Speaking on the eve of Iraq’s elections, he asserted that: “We are in Iraq today because our goal has always been more than the removal of a brutal dictator. It is to leave a free and democratic Iraq in his place.”
The White House’s new tactic through these speeches has been to admit mistakes but also to reassert America’s resolve. Yesterday Bush added his frequent refrain: “We cannot and will not leave Iraq until victory is achieved.”
In a speech on Monday, in a rare question-and-answer session, he offered his view straightforwardly that 30,000 Iraqis “more or less” had died “in the initial incursion and in the ongoing violence against Iraqis”.
In previous speeches, he has admitted that reconstruction efforts were too ambitions, and focused on nationwide infrastructure (such as getting the power transmission lines running between Basra and Baghdad).
The US would have done better to work on small, local projects that were less vulnerable to sabotage, he said. It was now doing this.
But Mr Bush has stapled all these admissions to an emphatic statement that he did the right thing in going to war. On Monday, answering a question, he said: “Knowing what I know now, I would make the same decision to invade.” The two messages sit together awkwardly. But he could hardly afford to say otherwise, either in view of today’s elections, or of his wavering support at home.

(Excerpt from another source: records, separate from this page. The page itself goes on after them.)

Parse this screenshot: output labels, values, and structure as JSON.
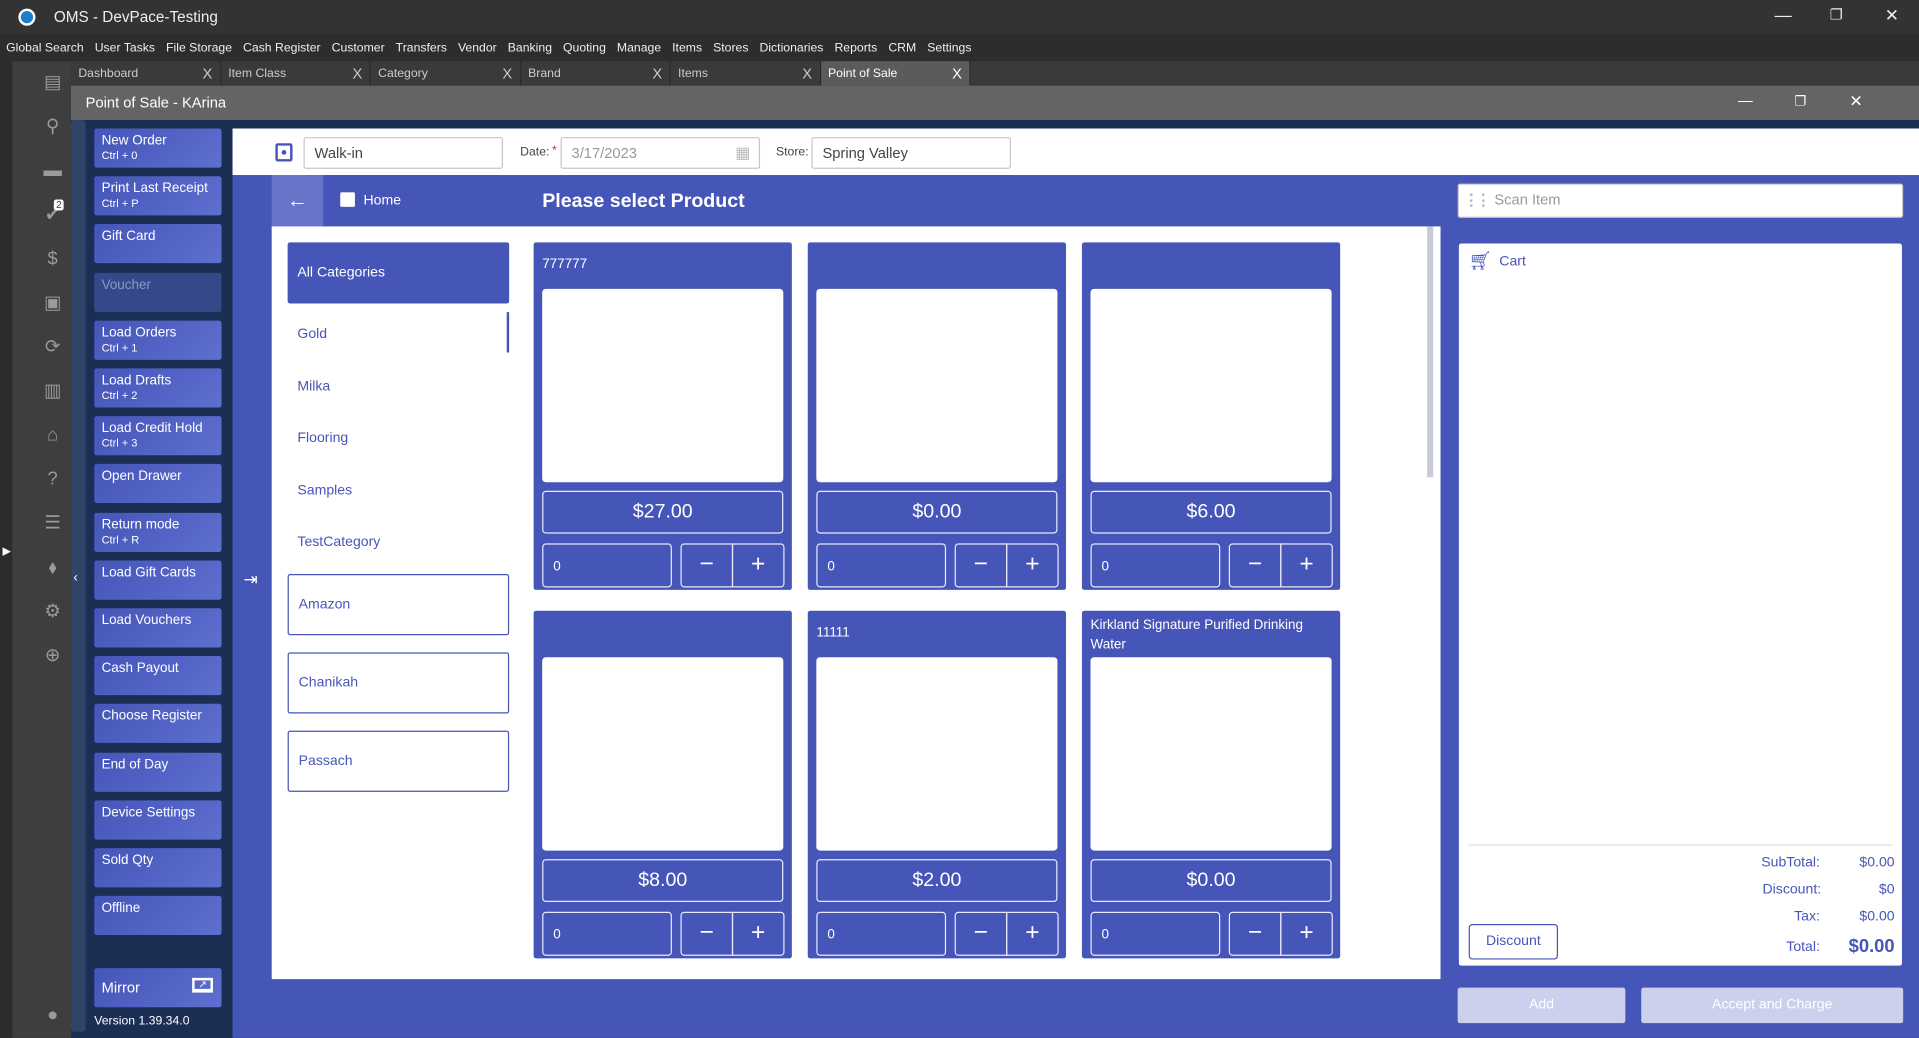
{
  "app_title": "OMS - DevPace-Testing",
  "menu": [
    "Global Search",
    "User Tasks",
    "File Storage",
    "Cash Register",
    "Customer",
    "Transfers",
    "Vendor",
    "Banking",
    "Quoting",
    "Manage",
    "Items",
    "Stores",
    "Dictionaries",
    "Reports",
    "CRM",
    "Settings"
  ],
  "tabs": [
    {
      "label": "Dashboard"
    },
    {
      "label": "Item Class"
    },
    {
      "label": "Category"
    },
    {
      "label": "Brand"
    },
    {
      "label": "Items"
    },
    {
      "label": "Point of Sale",
      "active": true
    }
  ],
  "tab_close": "X",
  "window_title": "Point of Sale - KArina",
  "rail_badge": "2",
  "actions": [
    {
      "label": "New Order",
      "shortcut": "Ctrl + 0"
    },
    {
      "label": "Print Last Receipt",
      "shortcut": "Ctrl + P"
    },
    {
      "label": "Gift Card"
    },
    {
      "label": "Voucher",
      "disabled": true
    },
    {
      "label": "Load Orders",
      "shortcut": "Ctrl + 1"
    },
    {
      "label": "Load Drafts",
      "shortcut": "Ctrl + 2"
    },
    {
      "label": "Load Credit Hold",
      "shortcut": "Ctrl + 3"
    },
    {
      "label": "Open Drawer"
    },
    {
      "label": "Return mode",
      "shortcut": "Ctrl + R"
    },
    {
      "label": "Load Gift Cards"
    },
    {
      "label": "Load Vouchers"
    },
    {
      "label": "Cash Payout"
    },
    {
      "label": "Choose Register"
    },
    {
      "label": "End of Day"
    },
    {
      "label": "Device Settings"
    },
    {
      "label": "Sold Qty"
    },
    {
      "label": "Offline"
    }
  ],
  "mirror_label": "Mirror",
  "version": "Version 1.39.34.0",
  "header": {
    "customer": "Walk-in",
    "date_label": "Date:",
    "required": "*",
    "date": "3/17/2023",
    "store_label": "Store:",
    "store": "Spring Valley"
  },
  "nav": {
    "home": "Home",
    "title": "Please select Product",
    "scan_placeholder": "Scan Item"
  },
  "categories": [
    {
      "label": "All Categories",
      "style": "active"
    },
    {
      "label": "Gold",
      "style": "plain"
    },
    {
      "label": "Milka",
      "style": "plain"
    },
    {
      "label": "Flooring",
      "style": "plain"
    },
    {
      "label": "Samples",
      "style": "plain"
    },
    {
      "label": "TestCategory",
      "style": "plain"
    },
    {
      "label": "Amazon",
      "style": "box"
    },
    {
      "label": "Chanikah",
      "style": "box"
    },
    {
      "label": "Passach",
      "style": "box"
    }
  ],
  "products": [
    {
      "name": "777777",
      "price": "$27.00",
      "qty": "0"
    },
    {
      "name": "",
      "price": "$0.00",
      "qty": "0"
    },
    {
      "name": "",
      "price": "$6.00",
      "qty": "0"
    },
    {
      "name": "",
      "price": "$8.00",
      "qty": "0"
    },
    {
      "name": "11111",
      "price": "$2.00",
      "qty": "0"
    },
    {
      "name": "Kirkland Signature Purified Drinking Water",
      "price": "$0.00",
      "qty": "0"
    }
  ],
  "minus": "−",
  "plus": "+",
  "cart": {
    "title": "Cart",
    "subtotal_label": "SubTotal:",
    "subtotal": "$0.00",
    "discount_label": "Discount:",
    "discount": "$0",
    "tax_label": "Tax:",
    "tax": "$0.00",
    "total_label": "Total:",
    "total": "$0.00",
    "discount_button": "Discount"
  },
  "add_label": "Add",
  "accept_label": "Accept and Charge",
  "colors": {
    "accent": "#4656b8",
    "navy": "#1b2f55"
  }
}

In Iraq, 93 per cent say that they intend to vote, according to the latest poll. This is a boost for Mr Bush’s claim to be promoting democracy.
But in a US poll, although 56 per cent thought there was progress in establishing demo-cracy in Iraq, more than half (53 per cent) also said they thought the US was losing ground in reducing civilian casualties.
The poll, by the respected Pew Research Centre, confirmed the picture offered by other recent surveys — that support for the President is very sensitive to the outcome in Iraq, and that Americans are getting more disillusioned.
Early signs from Congress are that Republicans (some of whom had been trying to distance themselves from Bush) and Democrats have reacted well to the President’s new forthrightness.
“There was a dose of reality that I have not heard before,” said Steve Israel, the Democratic representative from New York, who attended a White House briefing by military commanders before the speech. “Frankly I found it refreshing.”
But politicians across the spectrum are pinning their hopes on today’s elections to set up Iraq’s first full-term Parliament and Government — and to provide the conditions to let the US and Britain withdraw their forces.
However, Iraq may test their patience, and that of the public. One senior British official gave warning yesterday that under Iraq’s constitution, it is allowed up to five months to pick a new government.
On the experience of January’s elections — exhilaration at the smoothness of the poll followed by debilitating delay — Iraq might well take that time. The election results, which may begin to come in on Monday, may not be ratified until the middle of January, and the timetable then allows politicians up to 120 more days.